Une trentaine de militants de Aides, l'association de lutte contre le sida, se sont symboliquement allongés jeudi devant les locaux de l'Office français de l'immigration et de l'intégration à Paris pour protester contre les mesures d'expulsion d'étrangers séropositifs.
"Aux morts-es du sida, la patrie indifférente". Vêtus de noir, défilant sur l'air de la "Marche funèbre" de Chopin devant un véhicule noir figurant un corbillard, une trentaine de militants Aides ont manifesté ce jeudi dans le XVe arrondissement de Paris pour dénoncer les mesures d''expulsions des migrants séropositifs.
Le petit groupe s'est rendu à pied devant l'Office français de l'immigration et de l'intégration (Ofii) où ils ont déposé une gerbe ainsi qu'une fausse plaque commémorative et fait un "die-in".
Plusieurs militants, dont Nicole, sont restés debout. Elle se tient devant le large bâtiment de l'Ofii. Cette femme de 59 ans, militante à Aides et séropositive, est arrivée du Cameroun il y a 18 ans. "Vingt ans après ce que j'ai vécu, on revit la même chose aujourd'hui, souffle-t-elle face au 'die-in' organisé devant l'Ofii. C'est même pire".

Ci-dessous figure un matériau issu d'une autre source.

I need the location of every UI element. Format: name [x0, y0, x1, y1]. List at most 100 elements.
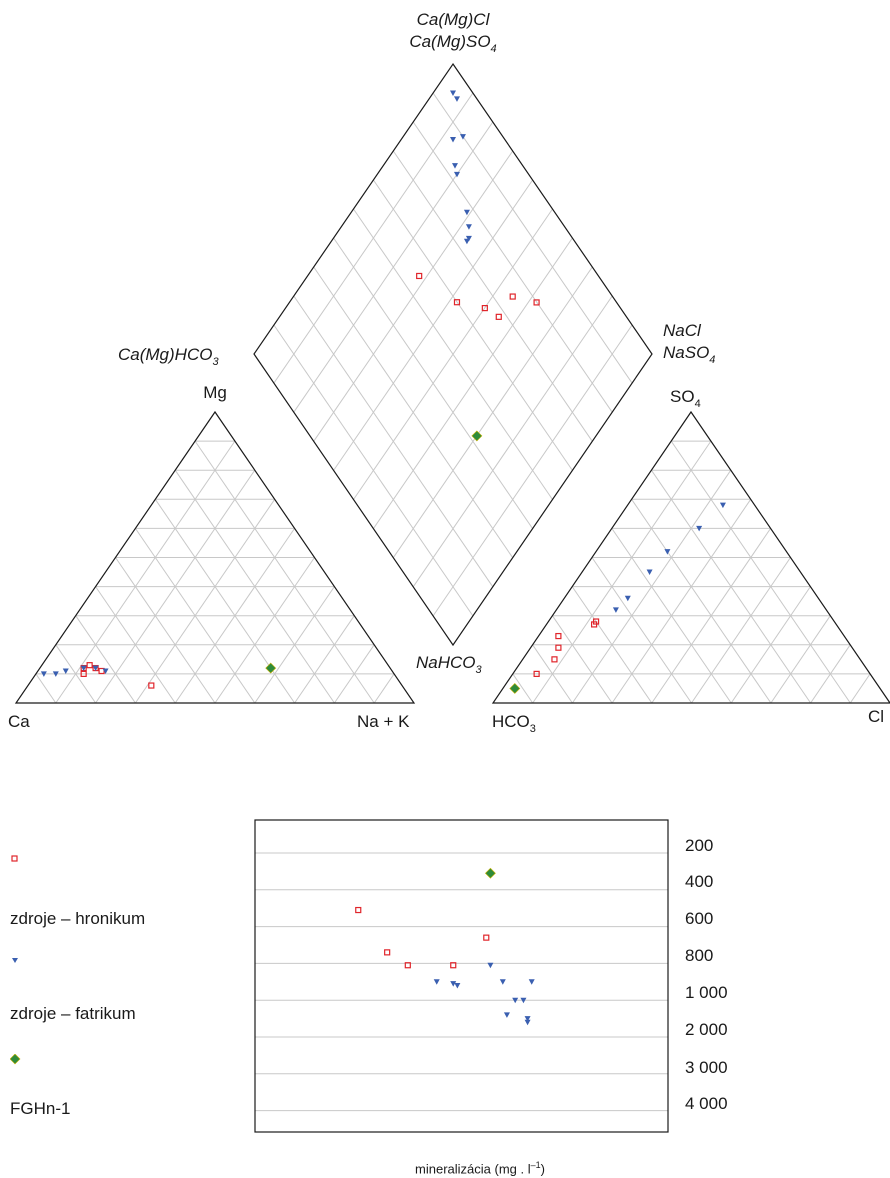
data-point: [92, 665, 99, 672]
corner-label-ca: Ca: [8, 712, 30, 731]
grid-line: [432, 324, 633, 617]
tick-label: 600: [685, 909, 714, 928]
grid-line: [849, 673, 871, 704]
data-point: [52, 671, 59, 677]
data-point: [528, 979, 535, 985]
tick-label: 400: [685, 872, 714, 891]
legend-marker-fatrikum-icon: [10, 955, 24, 975]
grid-line: [392, 150, 593, 442]
grid-line: [571, 586, 653, 704]
data-point: [646, 569, 653, 576]
grid-line: [532, 644, 573, 704]
data-point: [453, 171, 460, 178]
data-point: [454, 982, 461, 989]
diamond-frame: [253, 62, 653, 647]
grid-line: [154, 499, 296, 704]
grid-line: [611, 499, 752, 704]
diamond-label-bottom: NaHCO3: [416, 653, 483, 676]
grid-line: [353, 208, 553, 500]
grid-line: [35, 673, 57, 704]
grid-line: [214, 557, 315, 704]
data-point: [102, 668, 109, 674]
grid-line: [372, 237, 573, 529]
grid-line: [412, 121, 613, 413]
strip-frame: [254, 819, 669, 1133]
grid-line: [412, 295, 613, 588]
data-point: [509, 683, 521, 694]
grid-line: [372, 179, 573, 471]
corner-label-hco3: HCO3: [492, 712, 536, 735]
data-point: [404, 962, 411, 969]
triangle-frame: [14, 410, 416, 704]
grid-line: [512, 673, 534, 704]
data-point: [533, 299, 540, 306]
legend-marker-fghn-icon: [9, 1053, 24, 1073]
grid-line: [591, 557, 692, 704]
grid-line: [770, 615, 831, 704]
diamond-label-right-2: NaSO4: [663, 343, 715, 366]
data-point: [495, 313, 502, 320]
grid-line: [174, 469, 335, 704]
chart-grid: [35, 92, 871, 1112]
tick-label: 800: [685, 946, 714, 965]
grid-line: [551, 615, 613, 704]
data-point: [433, 979, 440, 985]
grid-line: [134, 499, 276, 704]
grid-line: [194, 440, 375, 704]
data-point: [664, 549, 671, 555]
data-point: [451, 163, 458, 169]
data-point: [509, 293, 516, 300]
grid-line: [95, 586, 176, 704]
data-point: [148, 682, 155, 689]
data-point: [459, 134, 466, 140]
grid-line: [75, 615, 136, 704]
data-point: [524, 1016, 531, 1022]
data-point: [355, 906, 362, 914]
grid-line: [631, 499, 772, 704]
grid-line: [55, 440, 236, 704]
x-axis-label-text: mineralizácia (mg . l: [415, 1161, 531, 1177]
data-point: [384, 949, 391, 956]
grid-line: [134, 528, 256, 704]
legend-marker-hronikum-icon: [10, 853, 24, 873]
data-point: [463, 238, 470, 245]
data-point: [483, 934, 490, 941]
data-point: [453, 299, 461, 306]
grid-line: [373, 673, 395, 704]
data-point: [450, 981, 457, 987]
data-point: [624, 595, 631, 602]
data-point: [450, 90, 456, 97]
diamond-label-top-1: Ca(Mg)Cl: [417, 10, 491, 29]
x-axis-label-tail: ): [540, 1161, 545, 1177]
corner-label-so4: SO4: [670, 387, 701, 410]
diamond-label-top-2: Ca(Mg)SO4: [409, 32, 496, 55]
diamond-label-left: Ca(Mg)HCO3: [118, 345, 219, 368]
data-point: [62, 668, 69, 674]
data-point: [40, 671, 47, 677]
grid-line: [611, 528, 732, 704]
grid-line: [432, 92, 633, 384]
corner-label-cl: Cl: [868, 707, 884, 726]
legend-label-fghn: FGHn-1: [10, 1099, 71, 1118]
data-point: [481, 305, 488, 312]
tick-label: 3 000: [685, 1058, 728, 1077]
x-axis-label: mineralizácia (mg . l–1): [330, 1160, 630, 1176]
data-point: [612, 607, 619, 613]
data-point: [484, 867, 496, 879]
data-point: [86, 662, 93, 669]
x-axis-label-sup: –1: [530, 1160, 541, 1170]
data-point: [465, 235, 472, 242]
grid-line: [294, 615, 355, 704]
data-point: [463, 209, 470, 216]
data-point: [471, 430, 483, 442]
data-point: [450, 137, 456, 143]
data-point: [512, 997, 519, 1004]
grid-line: [691, 557, 791, 704]
data-point: [416, 272, 423, 280]
tick-label: 2 000: [685, 1020, 728, 1039]
grid-line: [532, 440, 712, 704]
corner-label-mg: Mg: [203, 383, 227, 402]
data-point: [465, 224, 472, 230]
tick-label: 200: [685, 836, 714, 855]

Pendant quatorze ans, Nicole a connu la galère. "Je ne peux pas compter le nombre de fois où je suis allée à la préfecture pour renouveler mon titre de séjour avec ma valise remplie de feuilles d'impôts que je paye en France." Elle obtient finalement un titre de séjour permanent en 2014. "A l'époque je vivais avec l'espoir que j'aurais un titre au bout du chemin. Aujourd'hui, on vit en pensant que l'on n'aura pas de titre de séjour à la fin".
Pour Nicole, tous les étrangers malades doivent être régularisés. "C'est le combat de ma vie", assure-t-elle. Aujourd'hui, je suis à la fois émue car ça me rappelle des choses et je suis en colère car je vois tout ce qu'on a fait, et j'ai l'impression que c'est inutile. On recule. Et de conclure sèchement : "Il n'y a aucune humanité dans ce qui se passe en France en ce moment".
Avec l'adoption de la loi Chevènement en 1998, un étranger gravement malade peut bénéficier d'un titre de séjour à la condition de ne pas avoir accès à des traitements disponibles dans son pays d'origine.
Mais depuis le 1er janvier 2017, la procédure d'évaluation médicale est passée sous l'égide de l'Ofii, dépendant du ministère de l'Intérieur, alors qu'elle relevait auparavant des Agences régionales de Santé (ARS), rattachées au ministère de la Santé. Un transfert qui avait suscité l'opposition des associations de défense des étrangers.
Interrogée par LCI, la directrice du plaidoyer chez Aides, Adeline Toullier dit être venue pour "alerter l'opinion publique et l'Etat sur la gravité de la situation concernant les étrangers malades, concernés par le droit au séjour pour raison médicale, qui n'ont pas la possibilité d'accéder au traitement dans leur pays d'origine". Aides affirme avoir recensé 23 cas d'étrangers séropositifs s'étant vus refuser l'obtention ou le renouvellement d'un titre de séjour entre mars 2017 et aujourd'hui, contre 4 en 2016. "C'est complètement inédit et on a l'impression que tout ça s'opère avec une légèreté absolue". "Les raisons invoquées - pour justifier ce refus - sont ubuesques", lâche Adeline Toullier. Le plus souvent, c'est parce que l'accès au traitement est possible dans le pays d'origine et que le système de santé est en capacité d’accueillir la personne". Sur le papier, ça parait simple, dans les faits beaucoup moins. La directrice du plaidoyer de Aides évoque un cas en particulier, celui d'une femme camerounaise dont les médecins estiment que son état de santé - elle est séropositive - ne nécessite pas de "prise en charge médicale". Une déclaration a minima étonnante lorsque l'on sait qu'une personne séropositive non traitée peut, à terme, contracter la maladie du sida et en mourir.
En janvier 2017, le ministère de la Santé avait assuré dans un arrêté que les nouvelles procédures de délivrance des titres de séjour aux étrangers malades se feraient dans le respect des "règles déontologiques communes à tout médecin" et du secret médical. Le texte précisait que "l'avis communiqué au préfet par le collège des médecins de l'Ofii ne comporte aucune information couverte par le secret médical" ni "aucun élément susceptible de révéler la pathologie du demandeur".